The plan to build a 1,000-megawatt transmission line has taken a significant step forward as two hearing officers with the state Public Service Commission issued opinions recommending their agency’s approval.
New York State Public Service Commission Administrative Law Judges Michelle Phillips and Kevin Casutto on Thursday issued a 150-page decision on the Champlain Hudson Power Express application after reviewing information submitted by the developer, Transmission Developers Inc., as well as comments from different agencies, organizations, local municipalities and residents.
The judges wrote in the statement that the facility’s overall economic and environmental benefits have been demonstrated in the information provided.
Donald Jessome, president and CEO of Transmission Developers Inc., said he was pleased with the judges’ opinions, saying that the proposed facility is an “extremely positive project for New York.”
“Overall we are very pleased with the recommended decision as it provides a strong foundation to move the project forward,” Jessome said. “The administrative law judges have done an exhaustive review of this project and we are looking forward to the next steps in the review process.”
Pamela Carter, spokeswoman for the Public Service Commission, wrote in her email response to a reporter that no date has been set for the project to go before the Public Service Commission for its decision.
Meanwhile, another round of comments from interested parties is being sought, she wrote.
“The Public Service Commission can accept, reject or modify whatever is put before them,” Carter wrote.
The proposed 333-mile transmission line would be installed to bring Canadian clean energy – hydro and wind – to power homes and businesses in the New York metropolitan area.
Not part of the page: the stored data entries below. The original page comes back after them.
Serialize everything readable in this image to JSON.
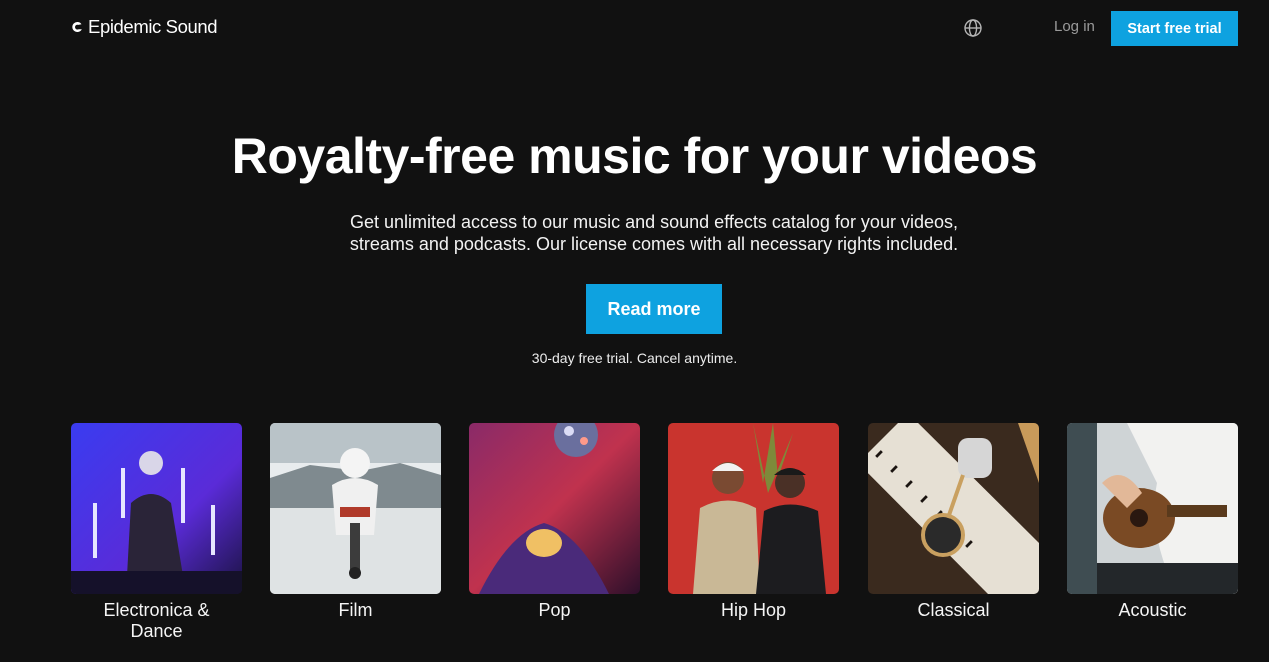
{
  "brand": {
    "name": "Epidemic Sound",
    "logo_icon": "epidemic-logo-icon"
  },
  "nav": {
    "language_icon": "globe-icon",
    "login_label": "Log in",
    "trial_label": "Start free trial"
  },
  "hero": {
    "title": "Royalty-free music for your videos",
    "subtitle_line1": "Get unlimited access to our music and sound effects catalog for your videos,",
    "subtitle_line2": "streams and podcasts. Our license comes with all necessary rights included.",
    "cta_label": "Read more",
    "note": "30-day free trial. Cancel anytime."
  },
  "genres": [
    {
      "label_line1": "Electronica &",
      "label_line2": "Dance"
    },
    {
      "label_line1": "Film",
      "label_line2": ""
    },
    {
      "label_line1": "Pop",
      "label_line2": ""
    },
    {
      "label_line1": "Hip Hop",
      "label_line2": ""
    },
    {
      "label_line1": "Classical",
      "label_line2": ""
    },
    {
      "label_line1": "Acoustic",
      "label_line2": ""
    }
  ],
  "colors": {
    "background": "#111111",
    "accent": "#0ea2e0",
    "muted_text": "#9a9a9a"
  }
}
Cables would be buried underwater in the Hudson River starting in the Village of Catskill in Greene County and heading south.
They would emerge in Stony Point to run underground along the CSX railroad right of way to West Haverstraw, proceeding along Route 9W in Clarkstown to the Rockland Lake and Hook Mountain state parks before re-entering the Hudson River.
Residents in Stony Point have expressed their strong oppositions against the project, saying that the it would devalue their homes, jeopardize the town’s economic development plans, and disturb the historic Waldron Revolutionary War Cemetery.
Susan Filgueras, who has been leading the campaign, Just Say NO! to the Champlain Hudson Power Express, said she was disappointed with the judges’ opinions.
Filgueras said the project would further shrink the tax base in Stony Point because she believed that some houses would have to be taken via eminent domain, and some areas along the river would become unsuitable for economic development.
“We will lose $1 million in Stony Point taxes alone,” while the project’s combined property-tax payment to the county, the towns of Haverstraw, Stony Point and Clarkstown as well as the school districts would be about $790,000, Filgueras said.
The judges, however, supported the project’s route, noting that it would “avoid or minimize the disturbance of natural habitat, and would use some existing and previously disturbed right of way.”
Assemblyman-elect James Skoufis, who will be representing Stony Point starting January, said he recently walked through Stony Point’s waterfront communities, which have been badly affected by Superstorm Sandy and would be affected by the transmission line project.
After observing the narrow right of way along the railroad, he was convinced that he has to request the Public Service Commission come to Stony Point, he said.
“Until you walk there … you just don’t understand and grasp what’s involved here,” Skoufis said.
Skoufis also said he has been preparing to introduce a legislation that would prohibit the use of eminent domain by an electric company to build a transmission line that originates in another country.
A similar bill is already before the state Senate, but not the Assembly.
Jessome said the project has been under review by federal agencies. The goal for the project would be to start building in 2014, he said.